Corinne aged 42; an only child is the second-generation member of her families distribution company. Having been in the business for the past ten years, she worked for both of her parents in the business, and seems to see eye to eye with her father, but feels anxious and gets annoyed easily with her mother. Her parents were beginning the process of both estate planning and succession planning, and she was aware that she would be the heir apparent to the business, but found herself lacking confidence in her abilities and questioning herself in ways she never had before.

Women in family owned businesses have been the least focused group in the family owned business literature, yet more and more daughters are working for their fathers and mothers, and more and more women are inviting their children into their own business. Universally the expressions of not enough and too much are used to describe parental relationships with their next generation offspring. Not enough is universally expressed in father-son relationships. Not enough of dad, his lack of presence in the life of the next generation members, in the life of the family, in the life of his wife or grandchildren. Not enough is usually experienced by family members as distance and as conflict.

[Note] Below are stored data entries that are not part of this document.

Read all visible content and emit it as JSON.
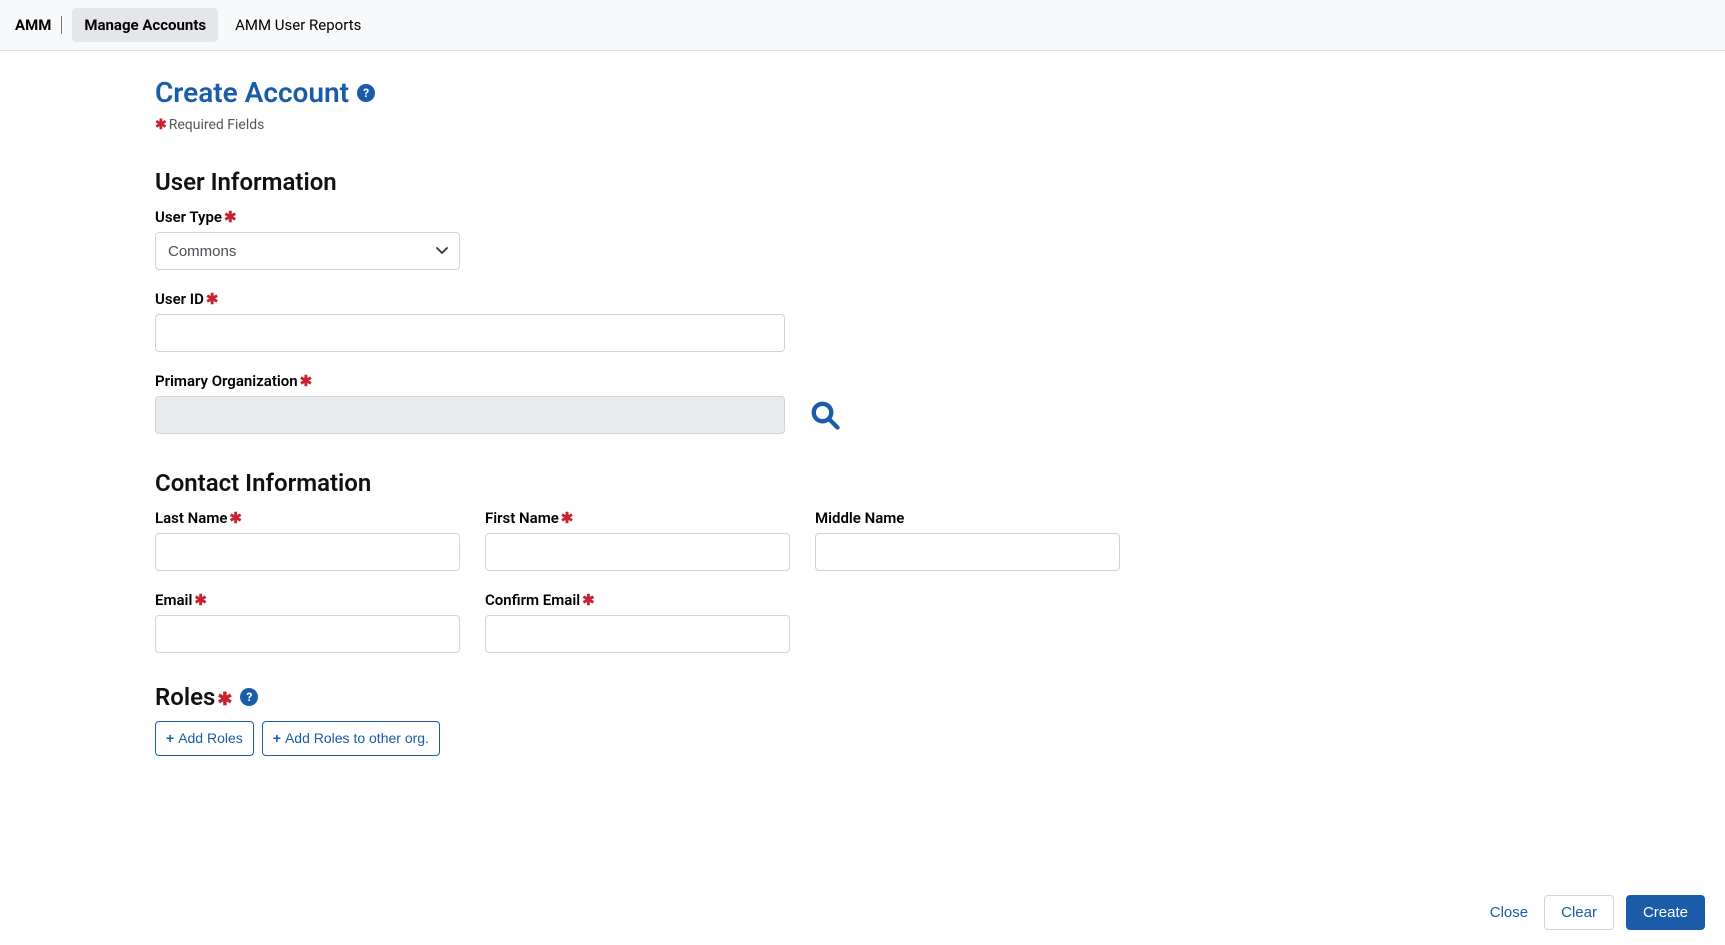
{
  "nav": {
    "brand": "AMM",
    "items": [
      {
        "label": "Manage Accounts",
        "active": true
      },
      {
        "label": "AMM User Reports",
        "active": false
      }
    ]
  },
  "page": {
    "title": "Create Account",
    "required_note": "Required Fields"
  },
  "sections": {
    "user_info_heading": "User Information",
    "contact_info_heading": "Contact Information",
    "roles_heading": "Roles"
  },
  "fields": {
    "user_type": {
      "label": "User Type",
      "value": "Commons",
      "options": [
        "Commons"
      ]
    },
    "user_id": {
      "label": "User ID",
      "value": ""
    },
    "primary_org": {
      "label": "Primary Organization",
      "value": ""
    },
    "last_name": {
      "label": "Last Name",
      "value": ""
    },
    "first_name": {
      "label": "First Name",
      "value": ""
    },
    "middle_name": {
      "label": "Middle Name",
      "value": ""
    },
    "email": {
      "label": "Email",
      "value": ""
    },
    "confirm_email": {
      "label": "Confirm Email",
      "value": ""
    }
  },
  "buttons": {
    "add_roles": "Add Roles",
    "add_roles_other_org": "Add Roles to other org.",
    "close": "Close",
    "clear": "Clear",
    "create": "Create"
  }
}
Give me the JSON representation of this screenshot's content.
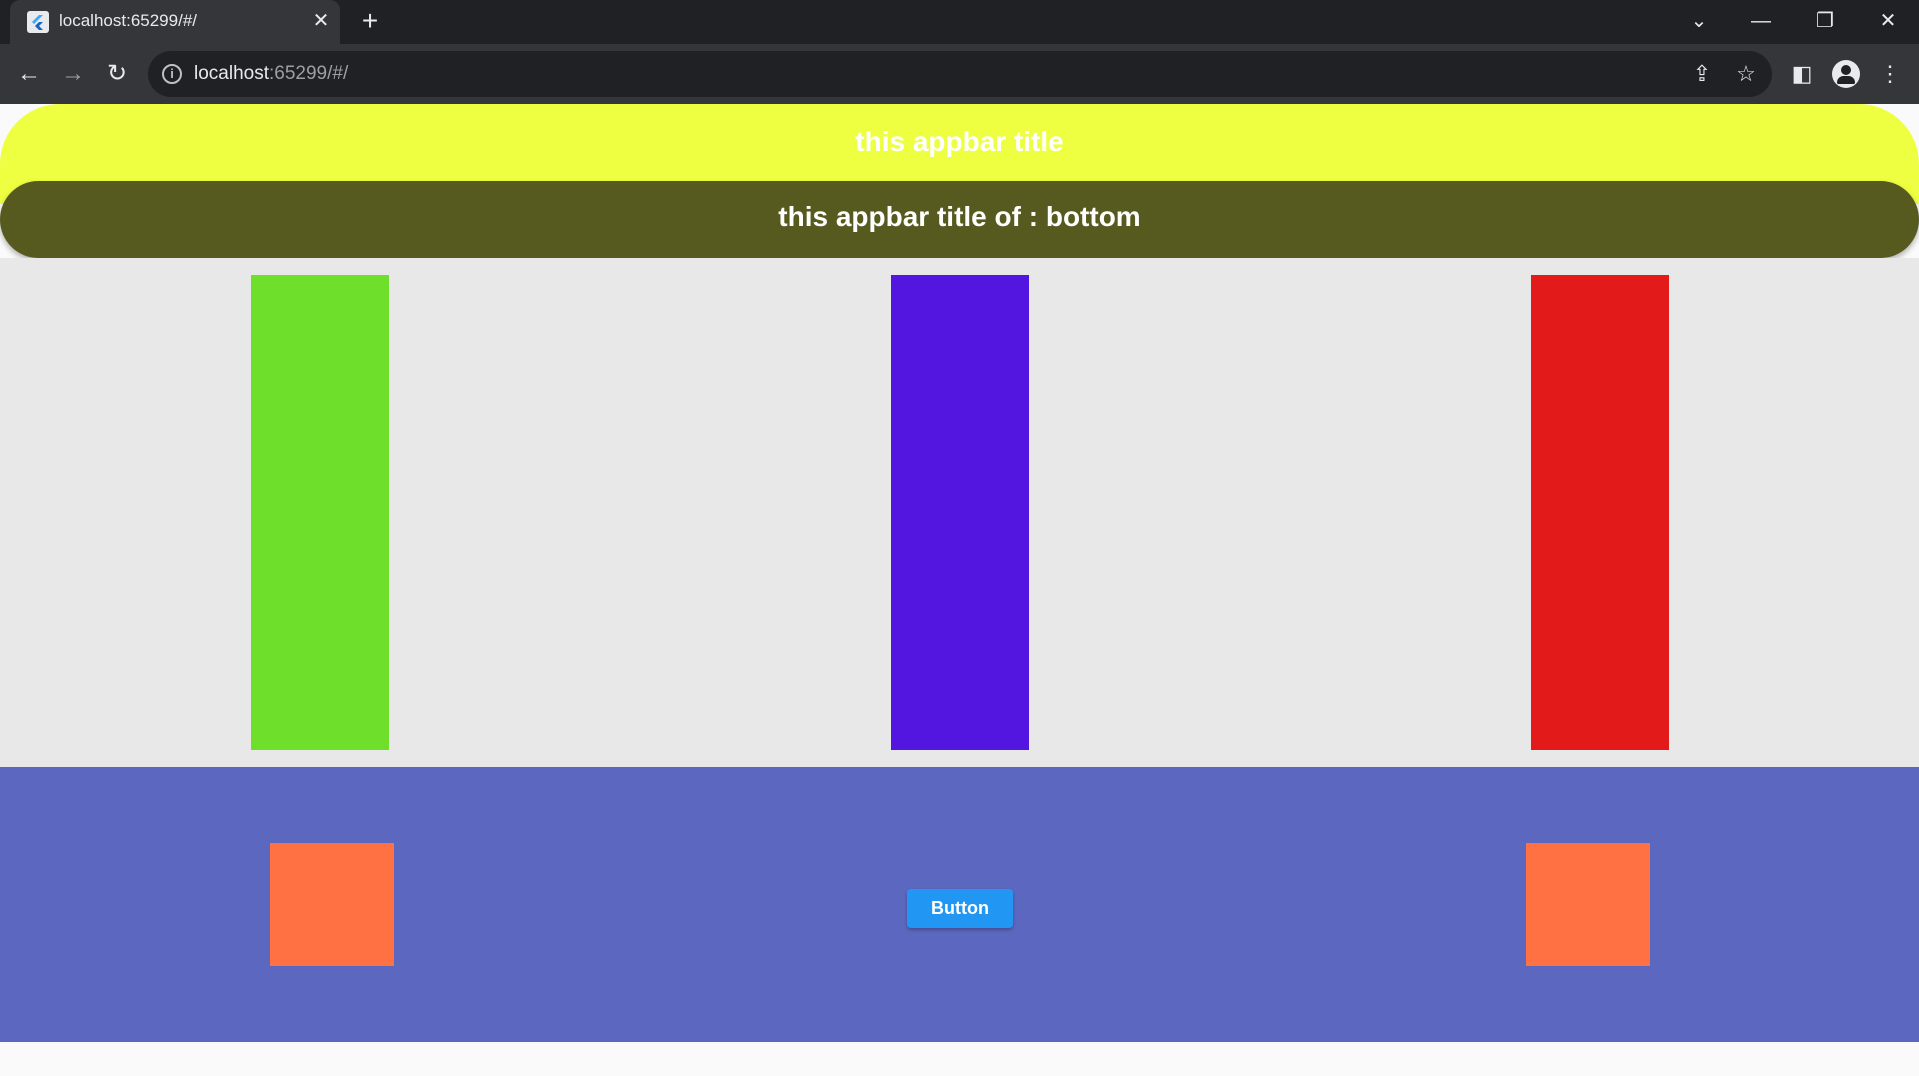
{
  "browser": {
    "tab_title": "localhost:65299/#/",
    "url_host": "localhost",
    "url_rest": ":65299/#/"
  },
  "app": {
    "appbar_title": "this appbar title",
    "appbar_bottom_title": "this appbar title of : bottom",
    "button_label": "Button"
  },
  "colors": {
    "appbar": "#eeff41",
    "appbar_bottom": "#575a1e",
    "body": "#e8e8e8",
    "bar_green": "#6ee02c",
    "bar_purple": "#5315e0",
    "bar_red": "#e21a1a",
    "bottom_section": "#5c67bf",
    "square": "#ff7043",
    "button": "#2196f3"
  }
}
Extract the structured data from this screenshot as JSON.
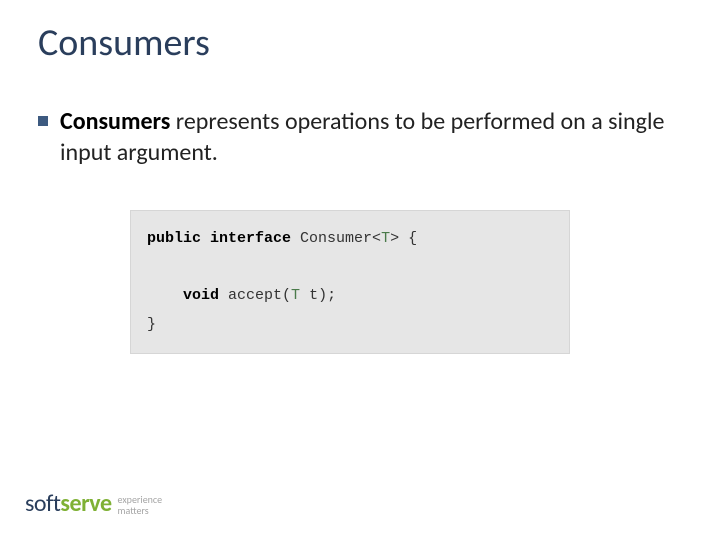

In mother daughter relationships as well as mother son relationships the expression of too much of mother is universally expressed. For daughters too much of mother is seen as too much closeness, with conflict being expressed as too close, too symbiotic, and too undifferentiated. In mother – son relationships the issue is usually the same, too much of mother.

For many women in family owned businesses the push to differentiate, to become one’s own person, is simultaneously felt as a tremendous pull to stay connected. For these women the push to become one’s own person is experienced as too far away, too disengaged and not feeling rooted. Too close meant to be too dependent, to be symbiotic, and to be forever enmeshed in a relationship with one’s mother, and how is one ever to grow up?